Espresso Vegan Banana Bread

1 cup Organic all-purpose Einkorn Flour

¾ cup  Organic Whole Grain Spelt Flour

½ cup Lakonta Monkfruit Sweetener or raw sugar

1 teaspoon baking soda

2 teaspoons baking powder

½ teaspoon salt

1 teaspoon cinnamon

¼ teaspoon nutmeg

2 flax eggs *see below

2 mashed bananas, plus 1 for topping

½ cup unsweetened applesauce

¼ cup cold espresso or coffee (or unsweetened almond or dairy-free milk)
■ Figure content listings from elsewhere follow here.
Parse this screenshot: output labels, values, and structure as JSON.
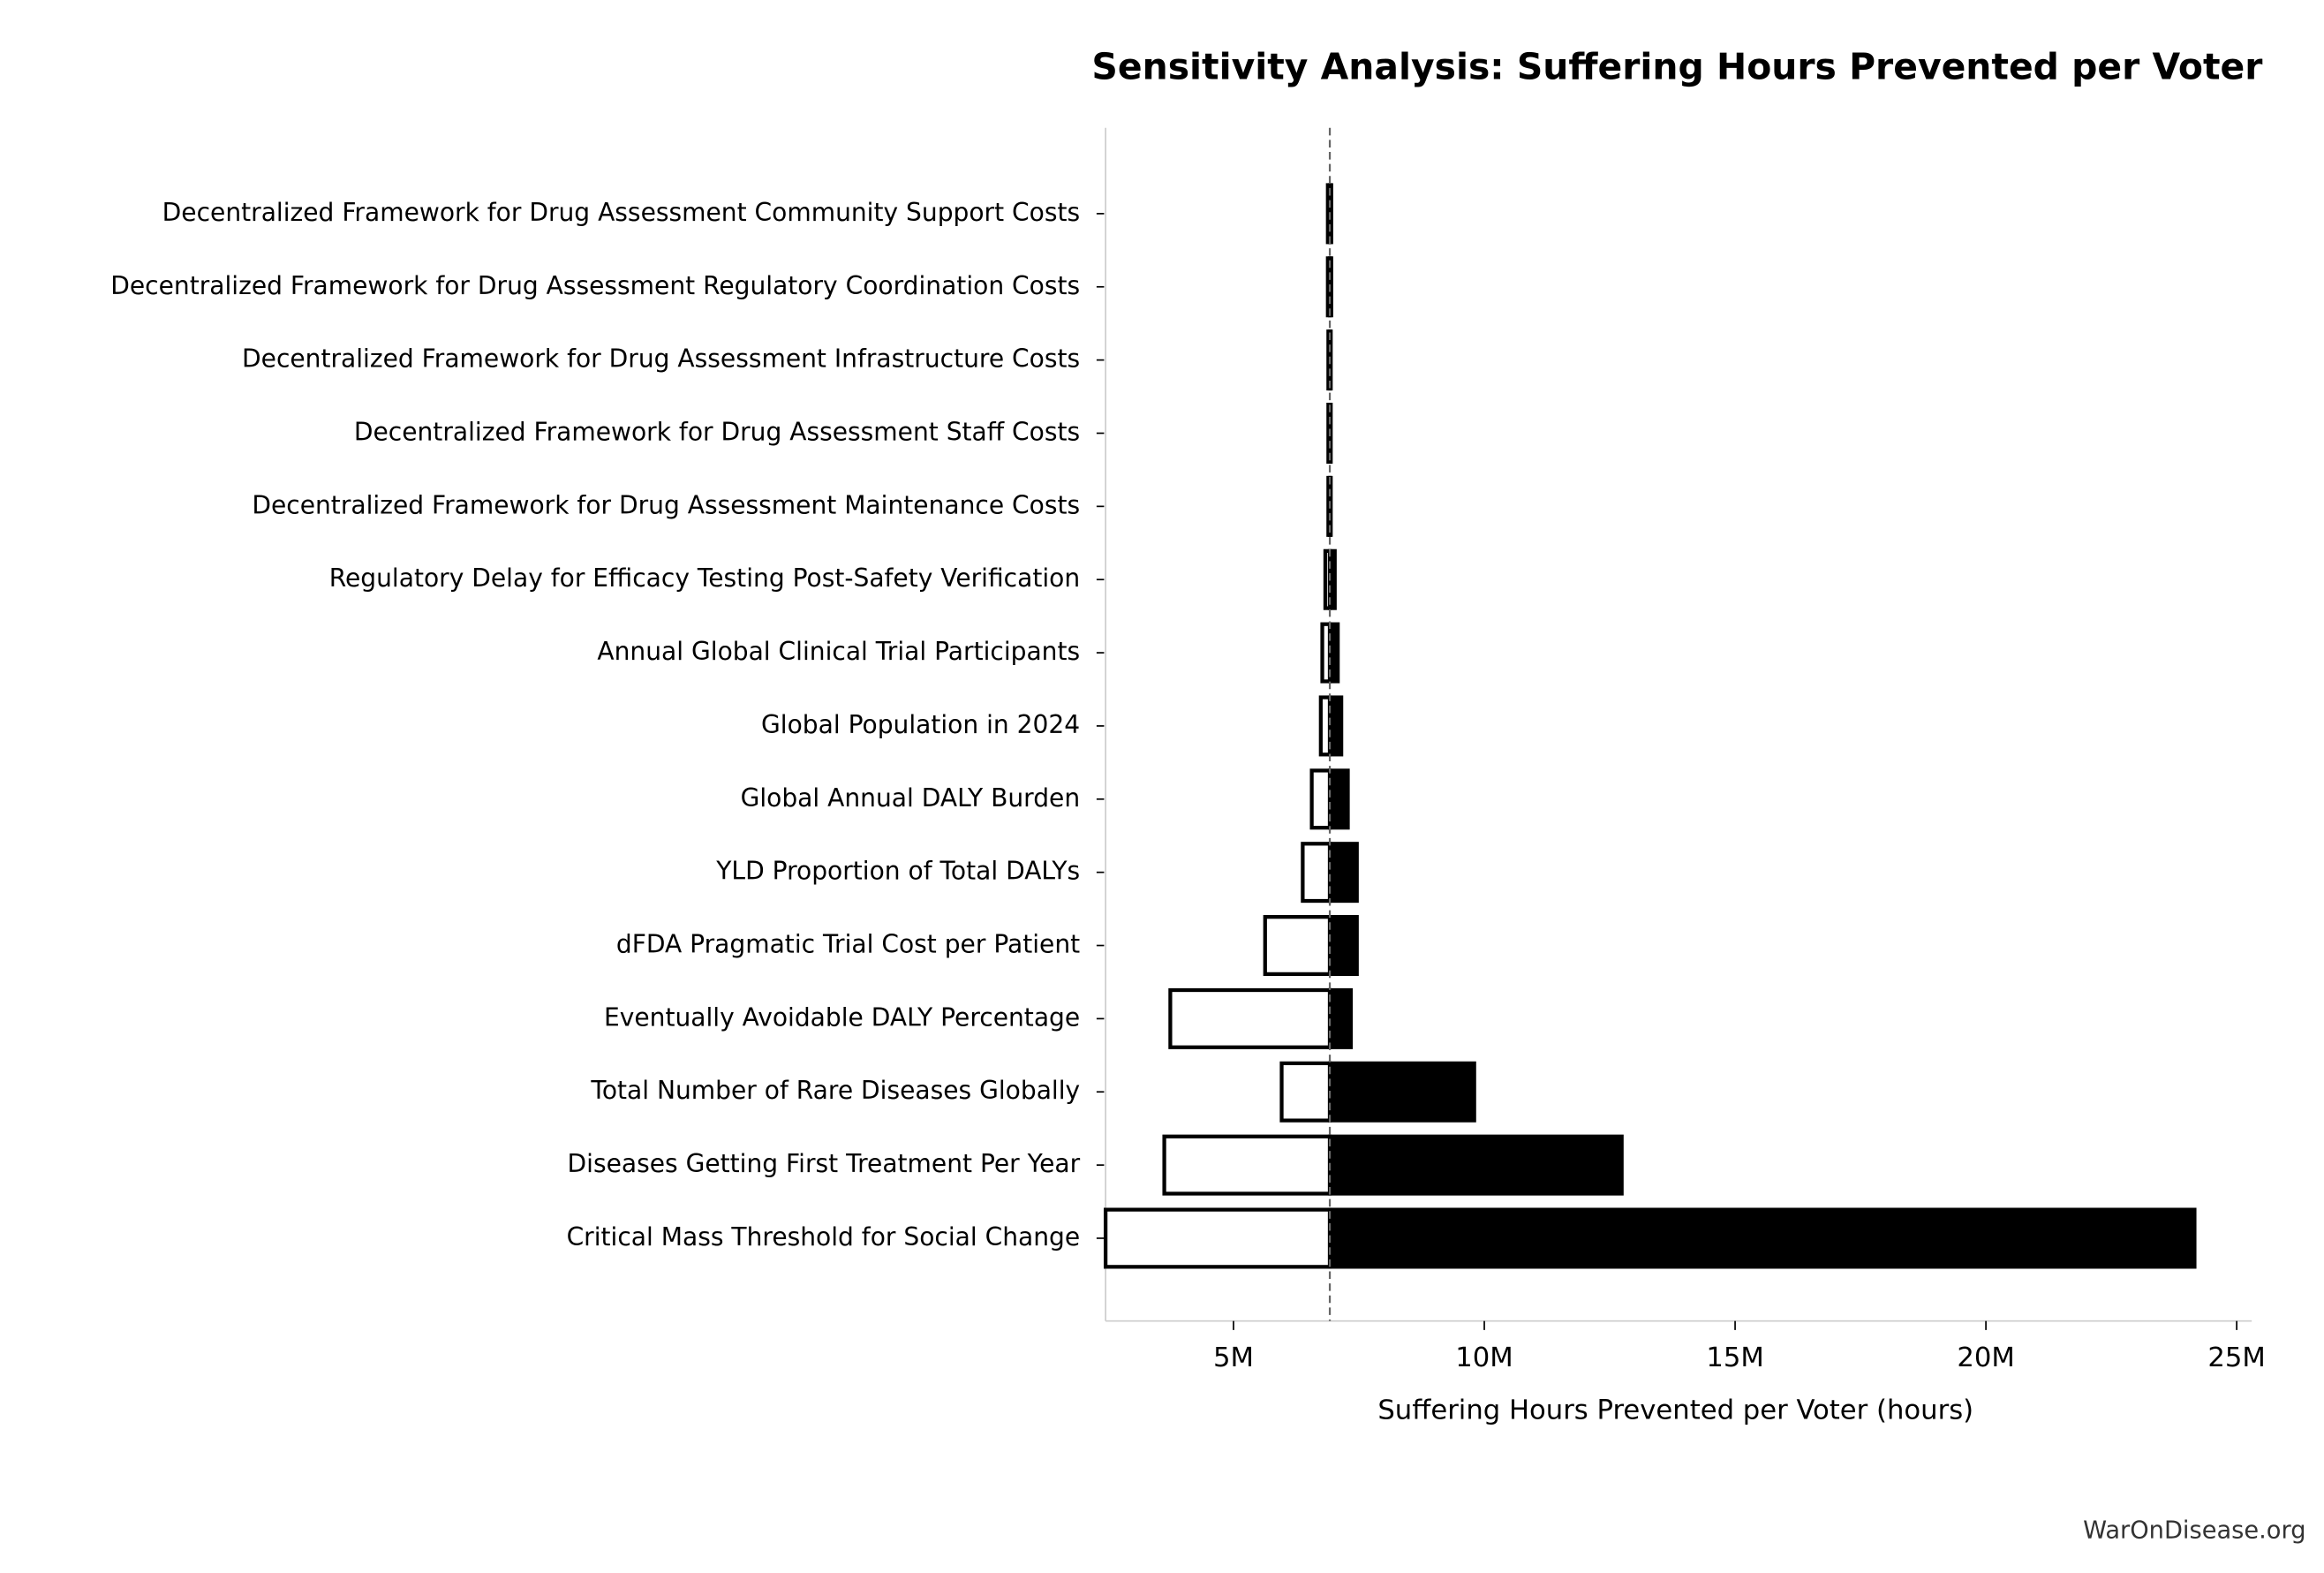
{
  "chart_data": {
    "type": "tornado",
    "title": "Sensitivity Analysis: Suffering Hours Prevented per Voter",
    "x_label": "Suffering Hours Prevented per Voter (hours)",
    "footer": "WarOnDisease.org",
    "categories": [
      "Decentralized Framework for Drug Assessment Community Support Costs",
      "Decentralized Framework for Drug Assessment Regulatory Coordination Costs",
      "Decentralized Framework for Drug Assessment Infrastructure Costs",
      "Decentralized Framework for Drug Assessment Staff Costs",
      "Decentralized Framework for Drug Assessment Maintenance Costs",
      "Regulatory Delay for Efficacy Testing Post-Safety Verification",
      "Annual Global Clinical Trial Participants",
      "Global Population in 2024",
      "Global Annual DALY Burden",
      "YLD Proportion of Total DALYs",
      "dFDA Pragmatic Trial Cost per Patient",
      "Eventually Avoidable DALY Percentage",
      "Total Number of Rare Diseases Globally",
      "Diseases Getting First Treatment Per Year",
      "Critical Mass Threshold for Social Change"
    ],
    "baseline": 6920000,
    "low": [
      6880000,
      6880000,
      6890000,
      6890000,
      6890000,
      6830000,
      6770000,
      6740000,
      6560000,
      6380000,
      5630000,
      3740000,
      5960000,
      3620000,
      2450000
    ],
    "high": [
      6950000,
      6950000,
      6940000,
      6940000,
      6940000,
      7020000,
      7080000,
      7150000,
      7280000,
      7460000,
      7460000,
      7340000,
      9800000,
      12740000,
      24160000
    ],
    "low_color": "#ffffff",
    "high_color": "#000000",
    "xlim": [
      2450000,
      25300000
    ],
    "xticks": [
      {
        "value": 5000000,
        "label": "5M"
      },
      {
        "value": 10000000,
        "label": "10M"
      },
      {
        "value": 15000000,
        "label": "15M"
      },
      {
        "value": 20000000,
        "label": "20M"
      },
      {
        "value": 25000000,
        "label": "25M"
      }
    ]
  }
}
1 teaspoon vanilla extract

To prepare ONE flax egg, mix 1 tablespoon flaxseed meal with 2.5 tablespoons water.  For this recipe, you will need TWO, therefore, double up – 2 tablespoons flaxseed meal with 5 tablespoons water.  Mix together and place in the refrigerator while preparing the rest of the recipe.  Its important to allow the mixture to gel up and thicken, at least 5 minutes or longer.
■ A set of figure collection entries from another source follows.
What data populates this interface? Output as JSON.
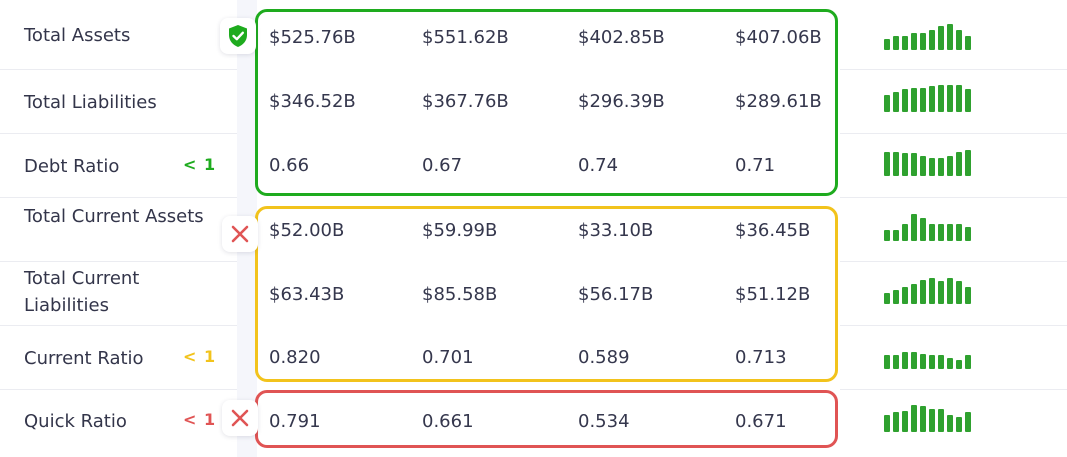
{
  "colors": {
    "good": "#1eab1e",
    "warn": "#f2c31c",
    "bad": "#e05454",
    "spark": "#2fa12f"
  },
  "groups": [
    {
      "name": "solvency",
      "status": "good",
      "icon": "shield-check-icon"
    },
    {
      "name": "liquidity",
      "status": "warn",
      "icon": "x-icon"
    },
    {
      "name": "quick",
      "status": "bad",
      "icon": "x-icon"
    }
  ],
  "rows": [
    {
      "label": "Total Assets",
      "badge": "",
      "values": [
        "$525.76B",
        "$551.62B",
        "$402.85B",
        "$407.06B"
      ],
      "spark": [
        0.35,
        0.45,
        0.45,
        0.55,
        0.55,
        0.65,
        0.8,
        0.85,
        0.65,
        0.45
      ]
    },
    {
      "label": "Total Liabilities",
      "badge": "",
      "values": [
        "$346.52B",
        "$367.76B",
        "$296.39B",
        "$289.61B"
      ],
      "spark": [
        0.55,
        0.65,
        0.75,
        0.8,
        0.8,
        0.85,
        0.9,
        0.9,
        0.9,
        0.75
      ]
    },
    {
      "label": "Debt Ratio",
      "badge": "< 1",
      "values": [
        "0.66",
        "0.67",
        "0.74",
        "0.71"
      ],
      "spark": [
        0.8,
        0.8,
        0.75,
        0.75,
        0.65,
        0.6,
        0.6,
        0.65,
        0.8,
        0.85
      ]
    },
    {
      "label": "Total Current Assets",
      "badge": "",
      "values": [
        "$52.00B",
        "$59.99B",
        "$33.10B",
        "$36.45B"
      ],
      "spark": [
        0.35,
        0.35,
        0.55,
        0.9,
        0.75,
        0.55,
        0.55,
        0.55,
        0.55,
        0.45
      ]
    },
    {
      "label": "Total Current Liabilities",
      "badge": "",
      "values": [
        "$63.43B",
        "$85.58B",
        "$56.17B",
        "$51.12B"
      ],
      "spark": [
        0.35,
        0.45,
        0.55,
        0.65,
        0.8,
        0.85,
        0.75,
        0.85,
        0.75,
        0.55
      ]
    },
    {
      "label": "Current Ratio",
      "badge": "< 1",
      "values": [
        "0.820",
        "0.701",
        "0.589",
        "0.713"
      ],
      "spark": [
        0.45,
        0.45,
        0.55,
        0.55,
        0.5,
        0.45,
        0.45,
        0.35,
        0.3,
        0.45
      ]
    },
    {
      "label": "Quick Ratio",
      "badge": "< 1",
      "values": [
        "0.791",
        "0.661",
        "0.534",
        "0.671"
      ],
      "spark": [
        0.55,
        0.65,
        0.7,
        0.9,
        0.85,
        0.75,
        0.75,
        0.55,
        0.5,
        0.65
      ]
    }
  ]
}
Preheat oven to 325 degrees.  Combine the dry ingredients; flour, sweetener, baking soda, baking powder, cinnamon, nutmeg and salt in a medium bowl and set aside.  Using a large mixing bowl, combine the wet ingredients; flax eggs, bananas, applesauce, espresso (or dairy-free milk) and vanilla extract beating until smooth.  Add the dry ingredients and mix until just combined.  Pour into a greased, 9×5 loaf pan, place a half, horizontal sliced banana on top and bake for 45-50 minutes or until a toothpick inserted comes out clean.  Allow to cool on rack.  Wrap tightly in plastic wrap and keep in refrigerator.  Slice and freeze for longer storage.  One loaf makes about 10 servings.

The versatility of this bread is awesome from beginning to end.  I could serve this banana bread warm from the oven or top a toasted slice with whipped vegan cream cheese and fresh mango for a special breakfast treat and later that evening, serve a grilled slice with sautéed pineapple, a scoop of banana nice cream and a sprinkling of nuts.

 

 

I love being in the kitchen. Early mornings, soft music, a hot espresso. Easing into the preparation of delicious meals. Glancing through cookbooks, gathering inspiration and planning my day. I look forward to the cycles of the seasons, the pleasures of tasting and savoring and sharing this with those dear to me. Weekends are special to me as my week days are often rushed, but still I create the ambiance, light the candles, set the table and uncork the wine.